As regular readers of this blog will know, my wife and I are currently in a search for a half decent, primary education for our son, Laughing Boy. Our first visit to a school, one run by a local authority, brought us into contact with a headteacher who seemed to be a walking talking parody of a left wing head teacher. She banged on about how she was a fan of ‘diversity’ and was proud of the number of second languages spoken at the school. She also was a bit obstructive when we requested that Laughing Boy be excused from Religious Education and insisted on asking for our reasons for asking to exercise this right. She was also none too pleased when I said that we don’t want Laughing Boy exposed to nutcase ‘paediatric gender transition’ promoters such as the Mermaids group and therefore requested selective exemption from Relationship and Sex Education lessons. As you can imagine, this politically correct school environment, one where our very reasonable requests may be refused by the school, is not what we will choose for Laughing Boy. Therefore we are putting this school at the very bottom of the list of our school choices.
However the next school, an Academy and therefore one step removed from the influence of the local authority, was far and away a much better school. Educationally there is a massive emphasis put on literacy and numeracy with stress put on English grammar and building up number skills. The children who acted as guides for prospective parents were well turned out, polite, well educated and helpful when asked questions. The IT side was excellent and used intelligently to back up learning across the curriculum, the children are also encouraged to learn to code in a very basic way, which sold me on the IT curriculum. There is some cross curricular learning but this doesn’t seem to be as ubiquitous and regimented as in the last school we looked at. There is much more emphasis put on individual discrete lessons but cross curricular work is used only when it is beneficial to learning. I can understand this as some children may not be able to deal with maths in the abstract but may be more able to learn mathematical laws if they apply them to something practical. I was impressed by the standards that the school has with regards attainment and impressed that the school expected pupils to work hard to meet these standards. The school does not punish parents or children for any prior learning such as with regards reading, something I’ve heard of happening in the past and the staff made Laughing Boy very welcome and even complimented him on his appearance in his neat three piece suit. This is a school where I am convinced would be educationally good for Laughing Boy.
I was pleased with security at the school and being the parent of a child who could reasonably be described as ‘a one boy junior Escape Committee’, this is something I do worry. Although the security levels are not as high as one would find for example on a Jewish Primary School in London (there’s no bomb deflecting features on fences for a start), I didn’t see any obvious ways that Laughing Boy could get out of the school apart from tunnelling out ‘Wooden Horse’ style
I was especially pleased with the reaction of the Headmaster when we asked if Laughing Boy could be excused from RE. I was expecting some sort of questions about our reasons for doing so but this did not happen. Unlike the previous Head we had spoken to, there was no attempt to ‘sell’ RE to us, he just said: ‘That’s fine, just put your request in writing’. This is treating us the parents like proper customers and was gratifying to experience. I also asked about excusing Laughing Boy from the more controversial aspects of Relationships and Sex Ed and the headmaster said ‘we don’t teach that stuff here. We teach biological stuff around ten or eleven but that’s it’. I ventured another question about the trans lunatics of Mermaids who are muscling their way into primary schools and he added that he would not entertain such groups at his school. All in all this was a much better response than we got from the previous, politically correct headteacher.

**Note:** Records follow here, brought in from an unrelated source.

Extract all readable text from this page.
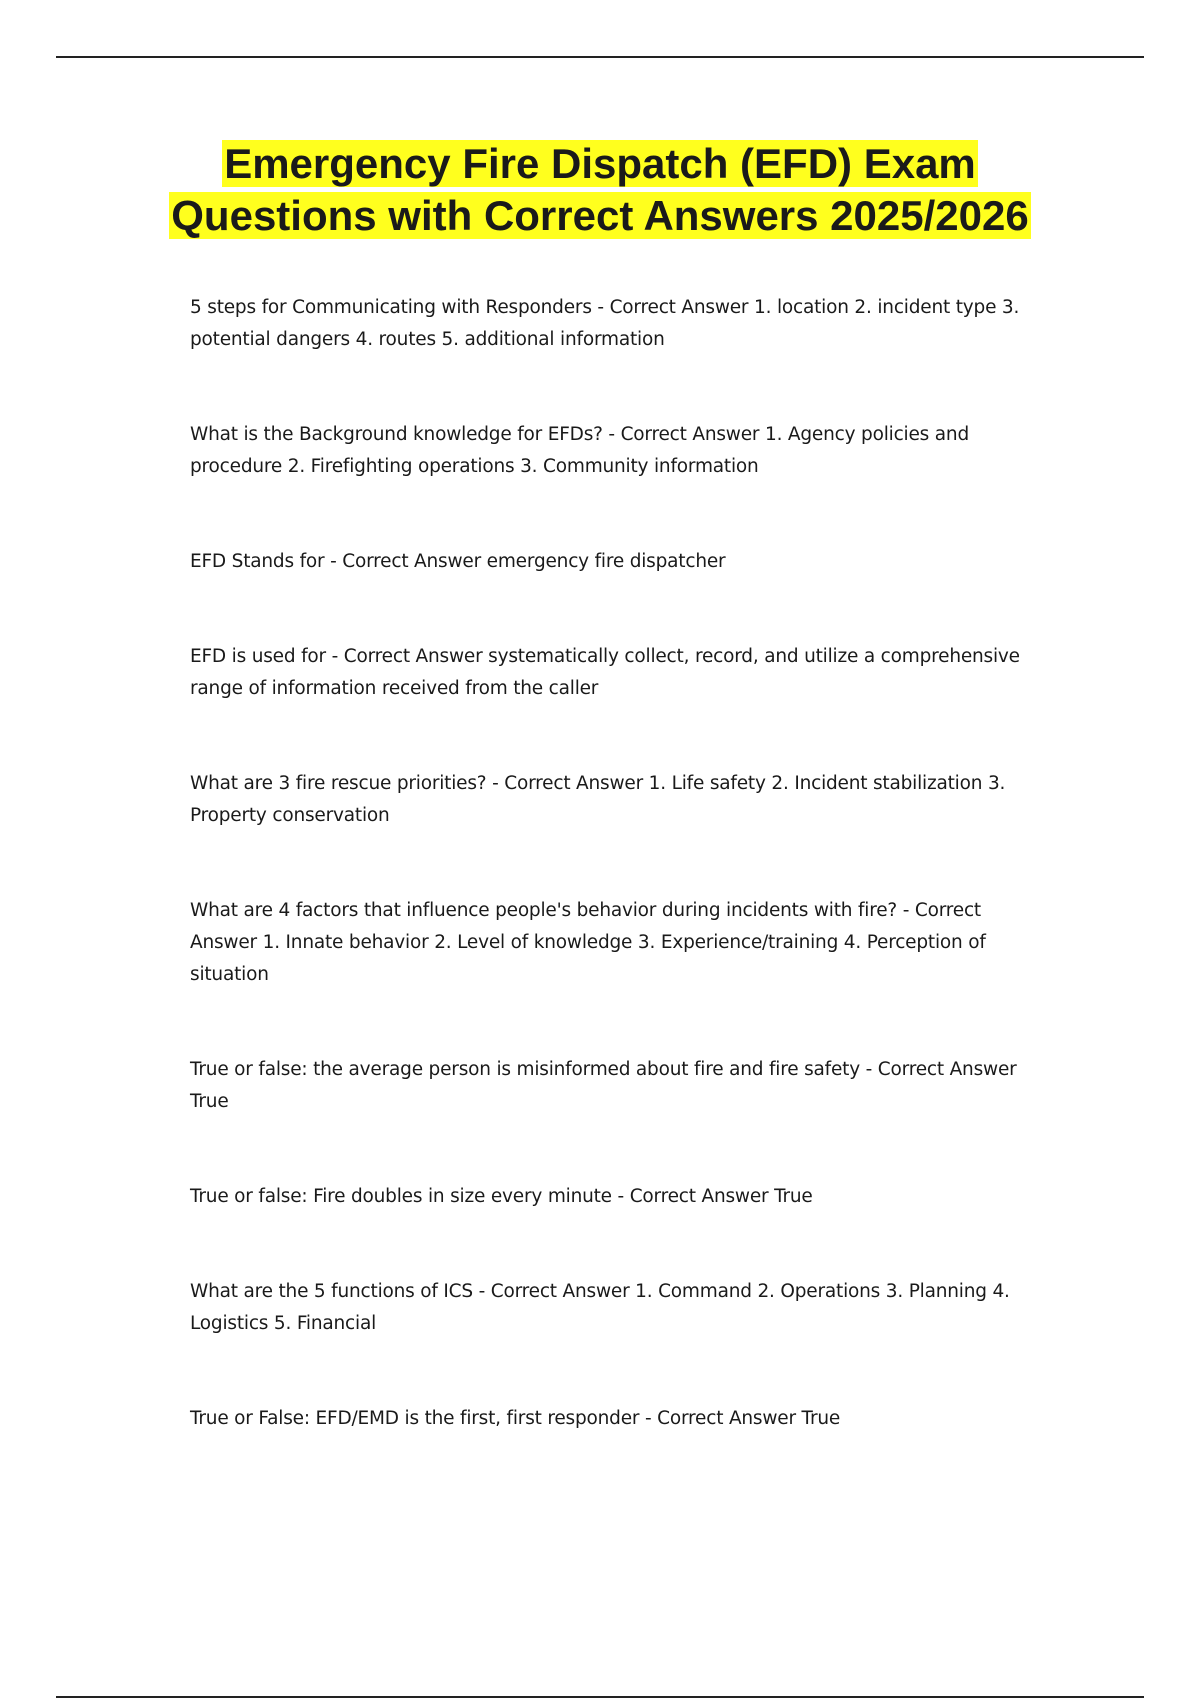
Emergency Fire Dispatch (EFD) Exam Questions with Correct Answers 2025/2026
5 steps for Communicating with Responders - Correct Answer 1. location 2. incident type 3. potential dangers 4. routes 5. additional information
What is the Background knowledge for EFDs? - Correct Answer 1. Agency policies and procedure 2. Firefighting operations 3. Community information
EFD Stands for - Correct Answer emergency fire dispatcher
EFD is used for - Correct Answer systematically collect, record, and utilize a comprehensive range of information received from the caller
What are 3 fire rescue priorities? - Correct Answer 1. Life safety 2. Incident stabilization 3. Property conservation
What are 4 factors that influence people's behavior during incidents with fire? - Correct Answer 1. Innate behavior 2. Level of knowledge 3. Experience/training 4. Perception of situation
True or false: the average person is misinformed about fire and fire safety - Correct Answer True
True or false: Fire doubles in size every minute - Correct Answer True
What are the 5 functions of ICS - Correct Answer 1. Command 2. Operations 3. Planning 4. Logistics 5. Financial
True or False: EFD/EMD is the first, first responder - Correct Answer True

I think that we would have very few worries for Laughing Boy’s morals by sending him to this school and it was a pleasure to see and meet teachers who really did care more about their pupil’s educational achievement than pushing leftist dogma onto children.
There was I noticed a stark difference between the hidebound political correctness of the local authority school and the much more reasonable way that this Academy has dealt with us and how it has answered our queries. Maybe there is something in what the late educationalist Chris Woodhead said about local council education authorities which is that they are more of a hindrance to increasing the quality of our schools than any positive asset.
We’ve got a Church of England school to look at next, this school has not fared so well in Ofsted inspections but then not all the things that Ofsted may call good things, such as diversity obsessions by staff, are what we would call positives. I get the impression that the more traditionalist approach that this Church school seems to have may be more vigorous than the less traditionalist approach favoured by Ofsted. We will take a look at this Church school and see if it meets both our intellectual standards and whether they are willing to accommodate our request that Laughing Boy is kept away from less than honest RE lessons and various LGB and T lunatics. If Laughing Boy goes there at least they will have a genuine Jewish boy to play the baby Jesus or a Shepherd at the Nativity play (I don’t want him to play Joseph the Jewish husband as I want him to have a speaking part LOL). It’s been fascinating to compare just a few examples of schools of different types both those closely associated with the State and those at one remove from the State and I’ll keep people posted about how things go in our Primary Education Quest.